Research

EEOB Ph.D. student Mael Glon is using the crayfish collection of The Ohio State University Museum of Biological Diversity (OSUMBD) to conduct research on burrowing crayfishes. Burrowing crayfishes are similar to the crayfishes that are commonly encountered in streams and lakes, except that they have adapted to survive in areas where surface water is only intermittently present and sometimes entirely absent. These crayfishes still need access to water for essential life functions, however, so they dig burrows down to ground water. These burrows can be as deep as five meters and are often very complex with several different openings and chambers. Importantly, burrowing crayfish burrows serve as refugia for many other animals such as the Federally-Endangered Hine’s emerald dragonfly, Somatochlora hineana, and the Federally-Threatened eastern massasauga rattlesnake, Sistrurus catenatus, and increase soil respiration.
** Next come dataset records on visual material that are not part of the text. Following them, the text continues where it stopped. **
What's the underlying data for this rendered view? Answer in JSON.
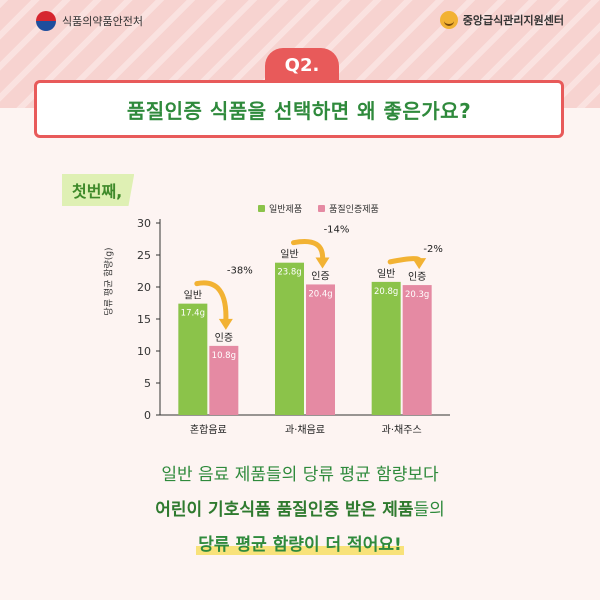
{
  "header": {
    "left_logo": "식품의약품안전처",
    "right_logo": "중앙급식관리지원센터"
  },
  "question": {
    "badge": "Q2.",
    "title": "품질인증 식품을 선택하면 왜 좋은가요?"
  },
  "section_tag": "첫번째,",
  "colors": {
    "general": "#8bc34a",
    "certified": "#e58aa3",
    "arrow": "#f2b233",
    "title_green": "#2f8a3c",
    "accent_red": "#e85a5a"
  },
  "chart_data": {
    "type": "bar",
    "title": "",
    "xlabel": "",
    "ylabel": "당류 평균 함량(g)",
    "ylim": [
      0,
      30
    ],
    "yticks": [
      0,
      5,
      10,
      15,
      20,
      25,
      30
    ],
    "categories": [
      "혼합음료",
      "과·채음료",
      "과·채주스"
    ],
    "series": [
      {
        "name": "일반제품",
        "short_label": "일반",
        "values": [
          17.4,
          23.8,
          20.8
        ],
        "value_labels": [
          "17.4g",
          "23.8g",
          "20.8g"
        ]
      },
      {
        "name": "품질인증제품",
        "short_label": "인증",
        "values": [
          10.8,
          20.4,
          20.3
        ],
        "value_labels": [
          "10.8g",
          "20.4g",
          "20.3g"
        ]
      }
    ],
    "annotations": [
      "-38%",
      "-14%",
      "-2%"
    ],
    "legend": "top",
    "grid": false
  },
  "bottom_text": {
    "line1": "일반 음료 제품들의 당류 평균 함량보다",
    "line2_bold": "어린이 기호식품 품질인증 받은 제품",
    "line2_rest": "들의",
    "line3": "당류 평균 함량이 더 적어요!"
  }
}
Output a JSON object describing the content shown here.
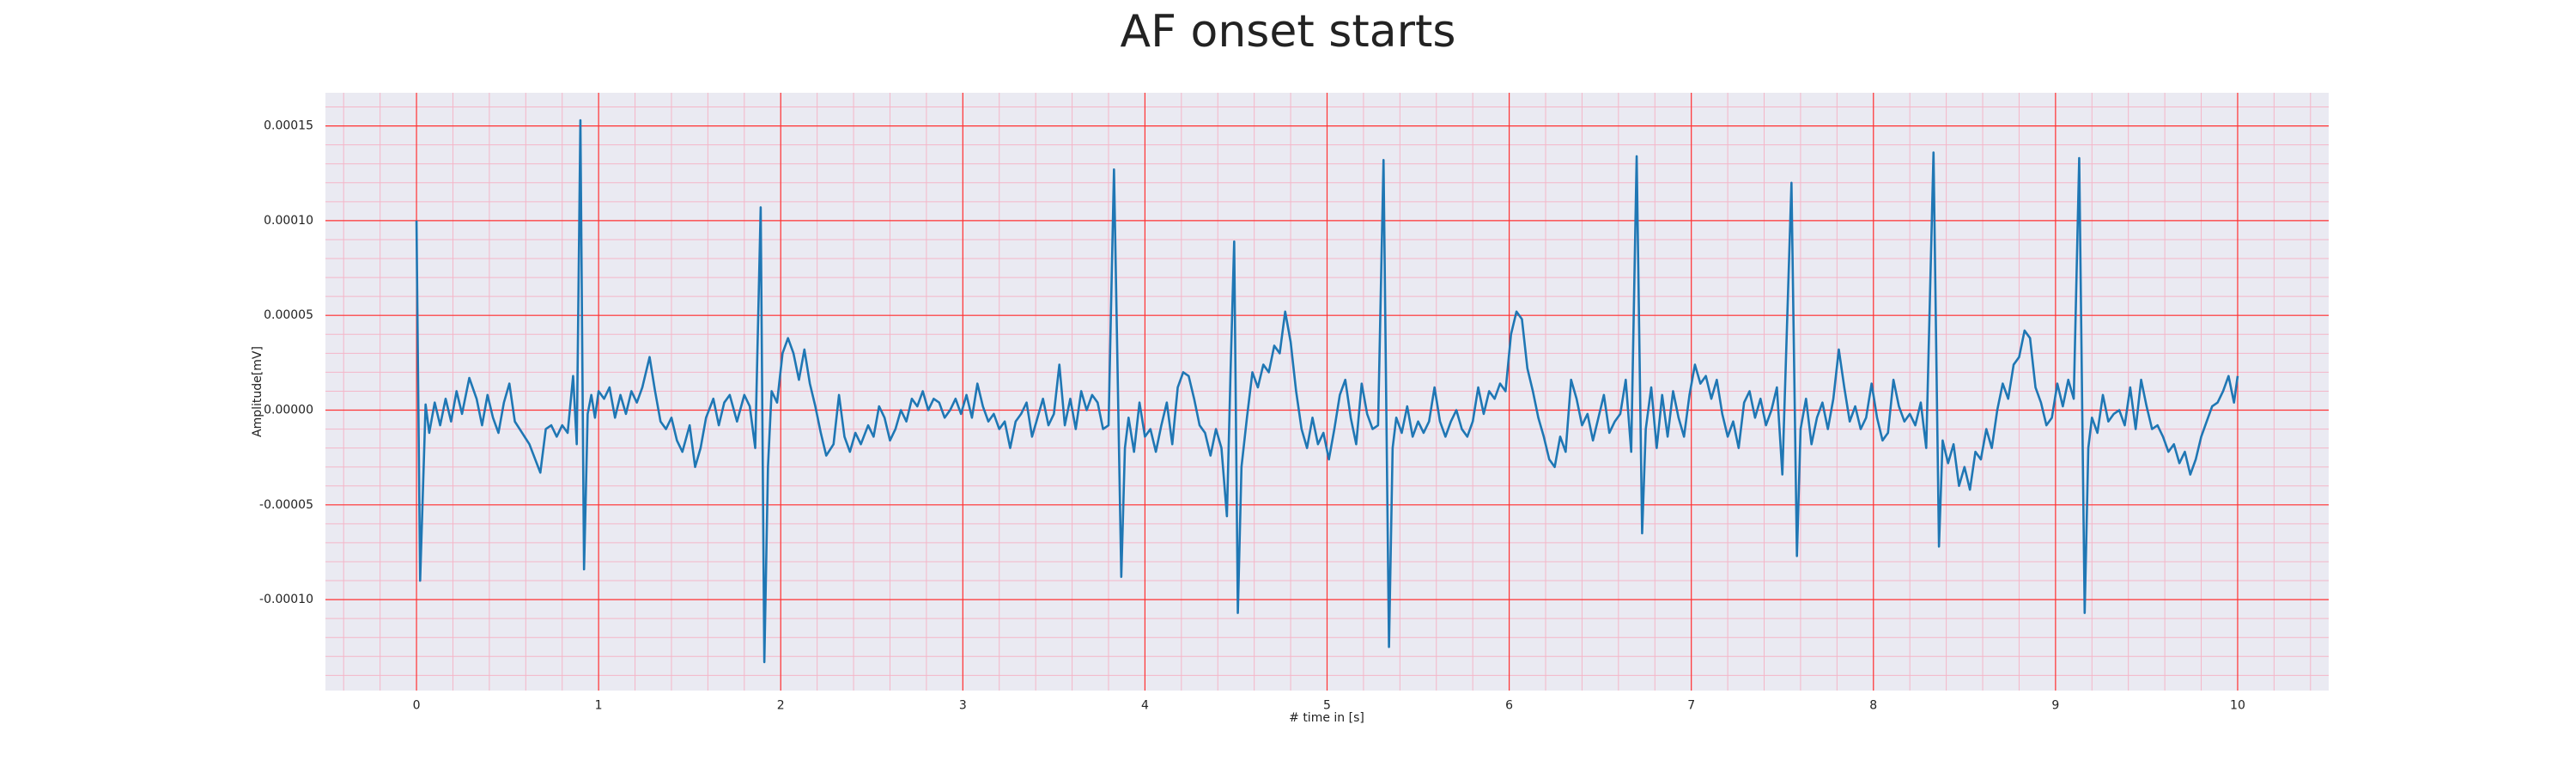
{
  "chart_data": {
    "type": "line",
    "title": "AF onset starts",
    "xlabel": "# time in [s]",
    "ylabel": "Amplitude[mV]",
    "color": "#1f77b4",
    "grid": true,
    "grid_color": "#ff3333",
    "minor_grid_color": "#f4b6c8",
    "background": "#eaeaf2",
    "xlim": [
      -0.5,
      10.5
    ],
    "ylim": [
      -0.000148,
      0.0001675
    ],
    "xticks": [
      0,
      1,
      2,
      3,
      4,
      5,
      6,
      7,
      8,
      9,
      10
    ],
    "yticks": [
      {
        "value": -0.0001,
        "label": "-0.00010"
      },
      -5e-05,
      {
        "value": 0,
        "label": "0.00000"
      },
      5e-05,
      {
        "value": 0.0001,
        "label": "0.00010"
      },
      0.00015
    ],
    "xminor_ticks": [
      -0.4,
      -0.2,
      0,
      0.2,
      0.4,
      0.6,
      0.8,
      1,
      1.2,
      1.4,
      1.6,
      1.8,
      2,
      2.2,
      2.4,
      2.6,
      2.8,
      3,
      3.2,
      3.4,
      3.6,
      3.8,
      4,
      4.2,
      4.4,
      4.6,
      4.8,
      5,
      5.2,
      5.4,
      5.6,
      5.8,
      6,
      6.2,
      6.4,
      6.6,
      6.8,
      7,
      7.2,
      7.4,
      7.6,
      7.8,
      8,
      8.2,
      8.4,
      8.6,
      8.8,
      9,
      9.2,
      9.4,
      9.6,
      9.8,
      10,
      10.2,
      10.4
    ],
    "yminor_ticks": [
      -0.00014,
      -0.00013,
      -0.00012,
      -0.00011,
      -0.0001,
      -9e-05,
      -8e-05,
      -7e-05,
      -6e-05,
      -5e-05,
      -4e-05,
      -3e-05,
      -2e-05,
      -1e-05,
      0,
      1e-05,
      2e-05,
      3e-05,
      4e-05,
      5e-05,
      6e-05,
      7e-05,
      8e-05,
      9e-05,
      0.0001,
      0.00011,
      0.00012,
      0.00013,
      0.00014,
      0.00015,
      0.00016
    ],
    "x": [
      0.0,
      0.02,
      0.05,
      0.07,
      0.1,
      0.13,
      0.16,
      0.19,
      0.22,
      0.25,
      0.29,
      0.33,
      0.36,
      0.39,
      0.42,
      0.45,
      0.48,
      0.51,
      0.54,
      0.58,
      0.62,
      0.66,
      0.68,
      0.71,
      0.74,
      0.77,
      0.8,
      0.83,
      0.86,
      0.88,
      0.9,
      0.92,
      0.94,
      0.96,
      0.98,
      1.0,
      1.03,
      1.06,
      1.09,
      1.12,
      1.15,
      1.18,
      1.21,
      1.24,
      1.28,
      1.31,
      1.34,
      1.37,
      1.4,
      1.43,
      1.46,
      1.5,
      1.53,
      1.56,
      1.59,
      1.63,
      1.66,
      1.69,
      1.72,
      1.76,
      1.8,
      1.83,
      1.86,
      1.89,
      1.91,
      1.93,
      1.95,
      1.98,
      2.01,
      2.04,
      2.07,
      2.1,
      2.13,
      2.16,
      2.19,
      2.22,
      2.25,
      2.29,
      2.32,
      2.35,
      2.38,
      2.41,
      2.44,
      2.48,
      2.51,
      2.54,
      2.57,
      2.6,
      2.63,
      2.66,
      2.69,
      2.72,
      2.75,
      2.78,
      2.81,
      2.84,
      2.87,
      2.9,
      2.93,
      2.96,
      2.99,
      3.02,
      3.05,
      3.08,
      3.11,
      3.14,
      3.17,
      3.2,
      3.23,
      3.26,
      3.29,
      3.32,
      3.35,
      3.38,
      3.41,
      3.44,
      3.47,
      3.5,
      3.53,
      3.56,
      3.59,
      3.62,
      3.65,
      3.68,
      3.71,
      3.74,
      3.77,
      3.8,
      3.83,
      3.87,
      3.89,
      3.91,
      3.94,
      3.97,
      4.0,
      4.03,
      4.06,
      4.09,
      4.12,
      4.15,
      4.18,
      4.21,
      4.24,
      4.27,
      4.3,
      4.33,
      4.36,
      4.39,
      4.42,
      4.45,
      4.47,
      4.49,
      4.51,
      4.53,
      4.56,
      4.59,
      4.62,
      4.65,
      4.68,
      4.71,
      4.74,
      4.77,
      4.8,
      4.83,
      4.86,
      4.89,
      4.92,
      4.95,
      4.98,
      5.01,
      5.04,
      5.07,
      5.1,
      5.13,
      5.16,
      5.19,
      5.22,
      5.25,
      5.28,
      5.31,
      5.34,
      5.36,
      5.38,
      5.41,
      5.44,
      5.47,
      5.5,
      5.53,
      5.56,
      5.59,
      5.62,
      5.65,
      5.68,
      5.71,
      5.74,
      5.77,
      5.8,
      5.83,
      5.86,
      5.89,
      5.92,
      5.95,
      5.98,
      6.01,
      6.04,
      6.07,
      6.1,
      6.13,
      6.16,
      6.19,
      6.22,
      6.25,
      6.28,
      6.31,
      6.34,
      6.37,
      6.4,
      6.43,
      6.46,
      6.49,
      6.52,
      6.55,
      6.58,
      6.61,
      6.64,
      6.67,
      6.7,
      6.73,
      6.75,
      6.78,
      6.81,
      6.84,
      6.87,
      6.9,
      6.93,
      6.96,
      6.99,
      7.02,
      7.05,
      7.08,
      7.11,
      7.14,
      7.17,
      7.2,
      7.23,
      7.26,
      7.29,
      7.32,
      7.35,
      7.38,
      7.41,
      7.44,
      7.47,
      7.5,
      7.55,
      7.58,
      7.6,
      7.63,
      7.66,
      7.69,
      7.72,
      7.75,
      7.78,
      7.81,
      7.84,
      7.87,
      7.9,
      7.93,
      7.96,
      7.99,
      8.02,
      8.05,
      8.08,
      8.11,
      8.14,
      8.17,
      8.2,
      8.23,
      8.26,
      8.29,
      8.33,
      8.36,
      8.38,
      8.41,
      8.44,
      8.47,
      8.5,
      8.53,
      8.56,
      8.59,
      8.62,
      8.65,
      8.68,
      8.71,
      8.74,
      8.77,
      8.8,
      8.83,
      8.86,
      8.89,
      8.92,
      8.95,
      8.98,
      9.01,
      9.04,
      9.07,
      9.1,
      9.13,
      9.16,
      9.18,
      9.2,
      9.23,
      9.26,
      9.29,
      9.32,
      9.35,
      9.38,
      9.41,
      9.44,
      9.47,
      9.5,
      9.53,
      9.56,
      9.59,
      9.62,
      9.65,
      9.68,
      9.71,
      9.74,
      9.77,
      9.8,
      9.83,
      9.86,
      9.89,
      9.92,
      9.95,
      9.98,
      10.0
    ],
    "values": [
      0.0001,
      -9e-05,
      3e-06,
      -1.2e-05,
      4e-06,
      -8e-06,
      6e-06,
      -6e-06,
      1e-05,
      -2e-06,
      1.7e-05,
      6e-06,
      -8e-06,
      8e-06,
      -4e-06,
      -1.2e-05,
      4e-06,
      1.4e-05,
      -6e-06,
      -1.2e-05,
      -1.8e-05,
      -2.8e-05,
      -3.3e-05,
      -1e-05,
      -8e-06,
      -1.4e-05,
      -8e-06,
      -1.2e-05,
      1.8e-05,
      -1.8e-05,
      0.000153,
      -8.4e-05,
      -2e-06,
      8e-06,
      -4e-06,
      1e-05,
      6e-06,
      1.2e-05,
      -4e-06,
      8e-06,
      -2e-06,
      1e-05,
      4e-06,
      1.2e-05,
      2.8e-05,
      1e-05,
      -6e-06,
      -1e-05,
      -4e-06,
      -1.6e-05,
      -2.2e-05,
      -8e-06,
      -3e-05,
      -2e-05,
      -4e-06,
      6e-06,
      -8e-06,
      4e-06,
      8e-06,
      -6e-06,
      8e-06,
      2e-06,
      -2e-05,
      0.000107,
      -0.000133,
      -3e-05,
      1e-05,
      4e-06,
      3e-05,
      3.8e-05,
      3e-05,
      1.6e-05,
      3.2e-05,
      1.4e-05,
      2e-06,
      -1.2e-05,
      -2.4e-05,
      -1.8e-05,
      8e-06,
      -1.4e-05,
      -2.2e-05,
      -1.2e-05,
      -1.8e-05,
      -8e-06,
      -1.4e-05,
      2e-06,
      -4e-06,
      -1.6e-05,
      -1e-05,
      0,
      -6e-06,
      6e-06,
      2e-06,
      1e-05,
      0,
      6e-06,
      4e-06,
      -4e-06,
      0,
      6e-06,
      -2e-06,
      8e-06,
      -4e-06,
      1.4e-05,
      2e-06,
      -6e-06,
      -2e-06,
      -1e-05,
      -6e-06,
      -2e-05,
      -6e-06,
      -2e-06,
      4e-06,
      -1.4e-05,
      -4e-06,
      6e-06,
      -8e-06,
      -2e-06,
      2.4e-05,
      -8e-06,
      6e-06,
      -1e-05,
      1e-05,
      0,
      8e-06,
      4e-06,
      -1e-05,
      -8e-06,
      0.000127,
      -8.8e-05,
      -2e-05,
      -4e-06,
      -2.2e-05,
      4e-06,
      -1.4e-05,
      -1e-05,
      -2.2e-05,
      -8e-06,
      4e-06,
      -1.8e-05,
      1.2e-05,
      2e-05,
      1.8e-05,
      6e-06,
      -8e-06,
      -1.2e-05,
      -2.4e-05,
      -1e-05,
      -2e-05,
      -5.6e-05,
      2e-05,
      8.9e-05,
      -0.000107,
      -3e-05,
      -4e-06,
      2e-05,
      1.2e-05,
      2.4e-05,
      2e-05,
      3.4e-05,
      3e-05,
      5.2e-05,
      3.6e-05,
      1e-05,
      -1e-05,
      -2e-05,
      -4e-06,
      -1.8e-05,
      -1.2e-05,
      -2.6e-05,
      -1e-05,
      8e-06,
      1.6e-05,
      -4e-06,
      -1.8e-05,
      1.4e-05,
      -2e-06,
      -1e-05,
      -8e-06,
      0.000132,
      -0.000125,
      -2e-05,
      -4e-06,
      -1.2e-05,
      2e-06,
      -1.4e-05,
      -6e-06,
      -1.2e-05,
      -6e-06,
      1.2e-05,
      -6e-06,
      -1.4e-05,
      -6e-06,
      0,
      -1e-05,
      -1.4e-05,
      -6e-06,
      1.2e-05,
      -2e-06,
      1e-05,
      6e-06,
      1.4e-05,
      1e-05,
      4e-05,
      5.2e-05,
      4.8e-05,
      2.2e-05,
      1e-05,
      -4e-06,
      -1.4e-05,
      -2.6e-05,
      -3e-05,
      -1.4e-05,
      -2.2e-05,
      1.6e-05,
      6e-06,
      -8e-06,
      -2e-06,
      -1.6e-05,
      -4e-06,
      8e-06,
      -1.2e-05,
      -6e-06,
      -2e-06,
      1.6e-05,
      -2.2e-05,
      0.000134,
      -6.5e-05,
      -1e-05,
      1.2e-05,
      -2e-05,
      8e-06,
      -1.4e-05,
      1e-05,
      -4e-06,
      -1.4e-05,
      8e-06,
      2.4e-05,
      1.4e-05,
      1.8e-05,
      6e-06,
      1.6e-05,
      -2e-06,
      -1.4e-05,
      -6e-06,
      -2e-05,
      4e-06,
      1e-05,
      -4e-06,
      6e-06,
      -8e-06,
      0,
      1.2e-05,
      -3.4e-05,
      0.00012,
      -7.7e-05,
      -1e-05,
      6e-06,
      -1.8e-05,
      -4e-06,
      4e-06,
      -1e-05,
      6e-06,
      3.2e-05,
      1.2e-05,
      -6e-06,
      2e-06,
      -1e-05,
      -4e-06,
      1.4e-05,
      -4e-06,
      -1.6e-05,
      -1.2e-05,
      1.6e-05,
      2e-06,
      -6e-06,
      -2e-06,
      -8e-06,
      4e-06,
      -2e-05,
      0.000136,
      -7.2e-05,
      -1.6e-05,
      -2.8e-05,
      -1.8e-05,
      -4e-05,
      -3e-05,
      -4.2e-05,
      -2.2e-05,
      -2.6e-05,
      -1e-05,
      -2e-05,
      0,
      1.4e-05,
      6e-06,
      2.4e-05,
      2.8e-05,
      4.2e-05,
      3.8e-05,
      1.2e-05,
      4e-06,
      -8e-06,
      -4e-06,
      1.4e-05,
      2e-06,
      1.6e-05,
      6e-06,
      0.000133,
      -0.000107,
      -2e-05,
      -4e-06,
      -1.2e-05,
      8e-06,
      -6e-06,
      -2e-06,
      0,
      -8e-06,
      1.2e-05,
      -1e-05,
      1.6e-05,
      2e-06,
      -1e-05,
      -8e-06,
      -1.4e-05,
      -2.2e-05,
      -1.8e-05,
      -2.8e-05,
      -2.2e-05,
      -3.4e-05,
      -2.6e-05,
      -1.4e-05,
      -6e-06,
      2e-06,
      4e-06,
      1e-05,
      1.8e-05,
      4e-06,
      1.8e-05
    ]
  }
}
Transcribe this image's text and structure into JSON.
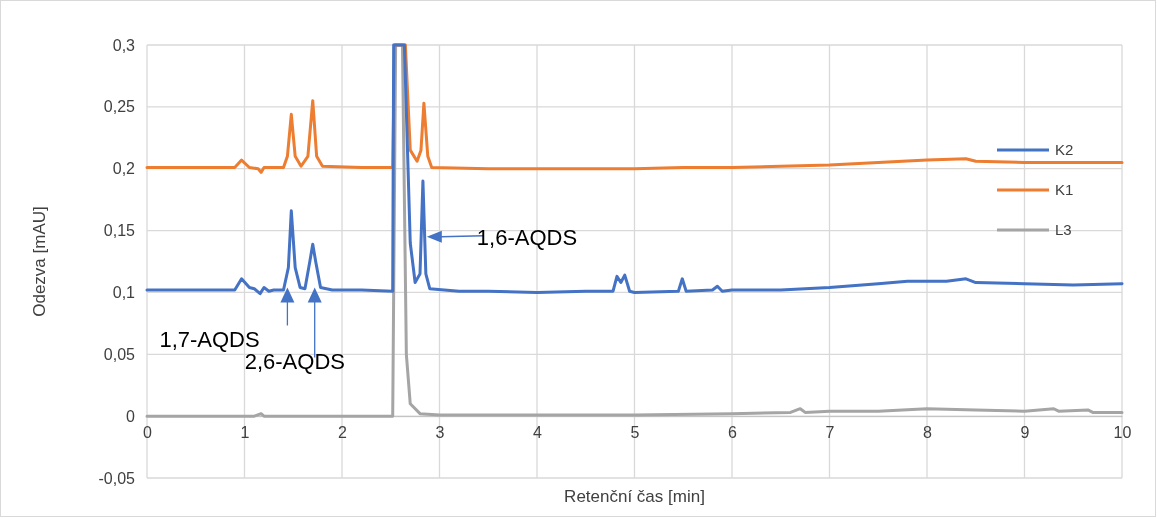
{
  "chart_data": {
    "type": "line",
    "xlabel": "Retenční čas [min]",
    "ylabel": "Odezva [mAU]",
    "xlim": [
      0,
      10
    ],
    "xticks": [
      0,
      1,
      2,
      3,
      4,
      5,
      6,
      7,
      8,
      9,
      10
    ],
    "ylim": [
      -0.05,
      0.3
    ],
    "yticks": [
      {
        "value": -0.05,
        "label": "-0,05"
      },
      0,
      {
        "value": 0.05,
        "label": "0,05"
      },
      {
        "value": 0.1,
        "label": "0,1"
      },
      {
        "value": 0.15,
        "label": "0,15"
      },
      {
        "value": 0.2,
        "label": "0,2"
      },
      {
        "value": 0.25,
        "label": "0,25"
      },
      {
        "value": 0.3,
        "label": "0,3"
      }
    ],
    "grid": true,
    "legend": "right",
    "marker": "none",
    "line_style": "solid",
    "series": [
      {
        "name": "K2",
        "color": "#4472c4",
        "x": [
          0,
          0.5,
          0.9,
          0.97,
          1.05,
          1.1,
          1.16,
          1.2,
          1.25,
          1.3,
          1.4,
          1.45,
          1.48,
          1.52,
          1.57,
          1.62,
          1.67,
          1.7,
          1.73,
          1.78,
          1.9,
          2.2,
          2.52,
          2.53,
          2.64,
          2.7,
          2.75,
          2.8,
          2.83,
          2.86,
          2.9,
          3.2,
          3.5,
          4,
          4.5,
          4.78,
          4.82,
          4.86,
          4.9,
          4.95,
          5,
          5.45,
          5.49,
          5.53,
          5.8,
          5.85,
          5.9,
          6,
          6.5,
          7,
          7.5,
          7.8,
          8.2,
          8.4,
          8.5,
          9,
          9.5,
          10
        ],
        "values": [
          0.102,
          0.102,
          0.102,
          0.111,
          0.104,
          0.103,
          0.099,
          0.104,
          0.101,
          0.102,
          0.102,
          0.12,
          0.166,
          0.12,
          0.104,
          0.103,
          0.125,
          0.139,
          0.125,
          0.104,
          0.102,
          0.102,
          0.101,
          0.3,
          0.3,
          0.14,
          0.108,
          0.115,
          0.19,
          0.115,
          0.103,
          0.101,
          0.101,
          0.1,
          0.101,
          0.101,
          0.113,
          0.108,
          0.114,
          0.101,
          0.1,
          0.101,
          0.111,
          0.101,
          0.102,
          0.105,
          0.101,
          0.102,
          0.102,
          0.104,
          0.107,
          0.109,
          0.109,
          0.111,
          0.108,
          0.107,
          0.106,
          0.107
        ]
      },
      {
        "name": "K1",
        "color": "#ed7d31",
        "x": [
          0,
          0.9,
          0.97,
          1.05,
          1.14,
          1.17,
          1.2,
          1.4,
          1.44,
          1.48,
          1.52,
          1.58,
          1.65,
          1.7,
          1.74,
          1.8,
          2.2,
          2.52,
          2.54,
          2.65,
          2.7,
          2.77,
          2.81,
          2.84,
          2.88,
          2.92,
          3.5,
          4,
          4.5,
          5,
          5.5,
          6,
          6.5,
          7,
          7.5,
          8,
          8.4,
          8.5,
          9,
          9.5,
          10
        ],
        "values": [
          0.201,
          0.201,
          0.207,
          0.201,
          0.2,
          0.197,
          0.201,
          0.201,
          0.21,
          0.244,
          0.21,
          0.202,
          0.21,
          0.255,
          0.21,
          0.202,
          0.201,
          0.201,
          0.3,
          0.3,
          0.215,
          0.206,
          0.215,
          0.253,
          0.21,
          0.201,
          0.2,
          0.2,
          0.2,
          0.2,
          0.201,
          0.201,
          0.202,
          0.203,
          0.205,
          0.207,
          0.208,
          0.206,
          0.205,
          0.205,
          0.205
        ]
      },
      {
        "name": "L3",
        "color": "#a5a5a5",
        "x": [
          0,
          1.1,
          1.17,
          1.2,
          2.52,
          2.55,
          2.62,
          2.66,
          2.7,
          2.8,
          3,
          5,
          6,
          6.6,
          6.7,
          6.75,
          7,
          7.5,
          8,
          8.5,
          9,
          9.3,
          9.35,
          9.65,
          9.7,
          10
        ],
        "values": [
          0,
          0,
          0.002,
          0,
          0,
          0.3,
          0.3,
          0.05,
          0.01,
          0.002,
          0.001,
          0.001,
          0.002,
          0.003,
          0.006,
          0.003,
          0.004,
          0.004,
          0.006,
          0.005,
          0.004,
          0.006,
          0.004,
          0.005,
          0.003,
          0.003
        ]
      }
    ],
    "annotations": [
      {
        "text": "1,7-AQDS",
        "x": 1.44,
        "y": 0.104
      },
      {
        "text": "2,6-AQDS",
        "x": 1.72,
        "y": 0.104
      },
      {
        "text": "1,6-AQDS",
        "x": 2.87,
        "y": 0.145
      }
    ]
  }
}
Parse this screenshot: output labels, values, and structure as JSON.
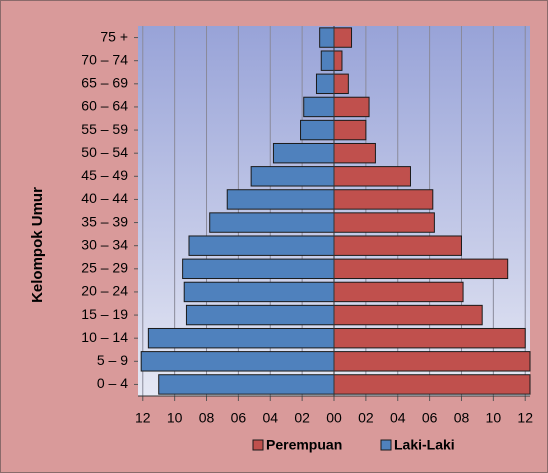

Mael’s specific project is a phylogenetic revision of the Cambarus diogenes  species complex or "devil crayfish." The devil crayfish are burrowing crayfish found in >30 states and in Canada, making it one of the most widespread North American crayfishes. However, this species has long been suspected of being a species complex, consisting of several closely-related but phylogenetically distinct species. Researchers have chipped away at this complex, describing species that were once considered variations of the devil crayfish such as the little brown mudbug, C. thomai, and the painted hand mudbug, C. polychromatus (mudbug is synonymous with crayfish). However, much work remains to tease apart this complex and elucidate the species diversity within it. Finding burrowing crayfishes in the field is generally straight forward, accomplished by looking for the telltale chimneys that they build out of dirt at the mouths of their burrows. Catching these crayfishes, however, is another matter, often requiring laborious digging. For this reason, and because the devil crayfish complex is so widespread, it is essential for Mael to supplement his field samples with preserved specimens from the OSUMBD in order to attain adequately high resolution to successfully complete his project.